Project 10: Custom Keyboard Firmware from Scratch

Build a full keyboard firmware without QMK: matrix scanning, debounce, keymap processing, and USB HID.

Quick Reference

Attribute Value
Difficulty Level 5: Expert
Time Estimate 2-4 months
Main Programming Language C or Rust
Alternative Programming Languages Zig
Coolness Level Level 5: Pure Magic
Business Potential Level 5: Industry Disruptor
Prerequisites Projects 1-6, USB basics
Key Topics Bare-metal firmware, HID stack, timing

1. Learning Objectives

By completing this project, you will:

  1. Design a firmware architecture for matrix scanning and key processing.
  2. Implement per-key debounce and layer handling from scratch.
  3. Integrate a USB HID stack and send valid reports.
  4. Measure and optimize scan latency and memory usage.
  5. Produce a stable firmware that enumerates and types reliably.

2. All Theory Needed (Per-Concept Breakdown)

2.1 Real-Time Scan Loop, Debounce, and Event Pipeline

Fundamentals

A keyboard firmware is a real-time system. It must scan the matrix at a consistent rate, detect changes, debounce them, and translate them into key events. This pipeline must be deterministic and low-latency; otherwise, keypresses feel sluggish or are missed. The scan loop is the heart of the firmware and must be designed to avoid long blocking operations.

Deep Dive into the Concept

The scan loop is a periodic task that cycles through all columns (or rows), reads the inputs, and produces a raw matrix snapshot. The time to complete one scan is the scan period. Many firmware designs aim for 1 kHz scanning, which yields 1 ms scan periods. The latency for a keypress is typically one scan period plus debounce time, so a 5 ms debounce adds noticeable delay. Your firmware must balance low latency with stability.

A clean architecture separates stages: raw scan, debounce, event generation, key processing, and report generation. Each stage has clear inputs and outputs. For example, raw scan produces a boolean matrix. Debounce produces a stable matrix. Event generation compares the stable matrix to the previous stable matrix and emits press/release events. Key processing applies layers, macros, and modifiers. Report generation builds the HID report. This pipeline makes debugging easier because you can inspect each stage independently.

Debounce is a per-key filter. A common algorithm uses a counter per key that increments when the raw state differs from the stable state. When the counter reaches a threshold, the stable state changes. This requires maintaining state per key (stable state, counter). This is memory-intensive for large matrices, but it provides reliable results. An alternative is a time-based debounce using timestamps, which can be more precise but requires timers. Either way, you must ensure debounce is deterministic and does not stall the scan loop.

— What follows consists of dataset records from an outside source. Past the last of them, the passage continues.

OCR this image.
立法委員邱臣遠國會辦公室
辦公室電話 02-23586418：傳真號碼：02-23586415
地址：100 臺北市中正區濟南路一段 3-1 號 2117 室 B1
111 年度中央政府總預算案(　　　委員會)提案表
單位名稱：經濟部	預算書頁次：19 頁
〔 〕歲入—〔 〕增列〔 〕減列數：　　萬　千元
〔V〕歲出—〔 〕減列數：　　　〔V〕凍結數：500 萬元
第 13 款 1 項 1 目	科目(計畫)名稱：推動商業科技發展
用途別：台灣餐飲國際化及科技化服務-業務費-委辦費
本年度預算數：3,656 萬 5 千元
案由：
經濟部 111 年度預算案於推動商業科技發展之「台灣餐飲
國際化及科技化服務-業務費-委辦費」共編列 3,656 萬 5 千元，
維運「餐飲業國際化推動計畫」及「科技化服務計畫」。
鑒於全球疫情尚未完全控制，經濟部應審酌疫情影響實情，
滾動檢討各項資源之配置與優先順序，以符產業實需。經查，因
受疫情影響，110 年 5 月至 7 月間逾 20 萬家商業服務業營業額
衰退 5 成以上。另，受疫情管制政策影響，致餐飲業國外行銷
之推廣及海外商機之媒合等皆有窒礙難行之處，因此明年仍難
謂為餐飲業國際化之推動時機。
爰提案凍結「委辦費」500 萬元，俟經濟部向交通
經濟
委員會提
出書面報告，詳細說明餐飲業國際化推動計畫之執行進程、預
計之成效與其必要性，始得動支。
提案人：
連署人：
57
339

Real-time constraints demand that the scan loop be predictable. Long operations (like USB control transfers or complex macros) should be done outside the critical scan path. If you implement a cooperative scheduler, ensure that the scan loop runs at a fixed interval. You can use a hardware timer interrupt to trigger scans or a software loop with time checks. If you choose a timer interrupt, keep the ISR short and delegate heavy work to the main loop.

The event pipeline is also where you implement key rollover. In a boot keyboard report, only six simultaneous keys are supported. If you want NKRO, you must implement a different report format and manage state accordingly. Even if you stick with 6KRO, you must handle the case where more than six keys are pressed. A common strategy is to drop extra keys or prioritize the latest ones. This is a design decision that should be documented.

Finally, deterministic logging is your friend. When building from scratch, you will have bugs in the scan loop, debounce, or event generation. Implement a debug output (UART or RTT) and log state changes with timestamps. This is how you will verify scan timing and spot stuck keys.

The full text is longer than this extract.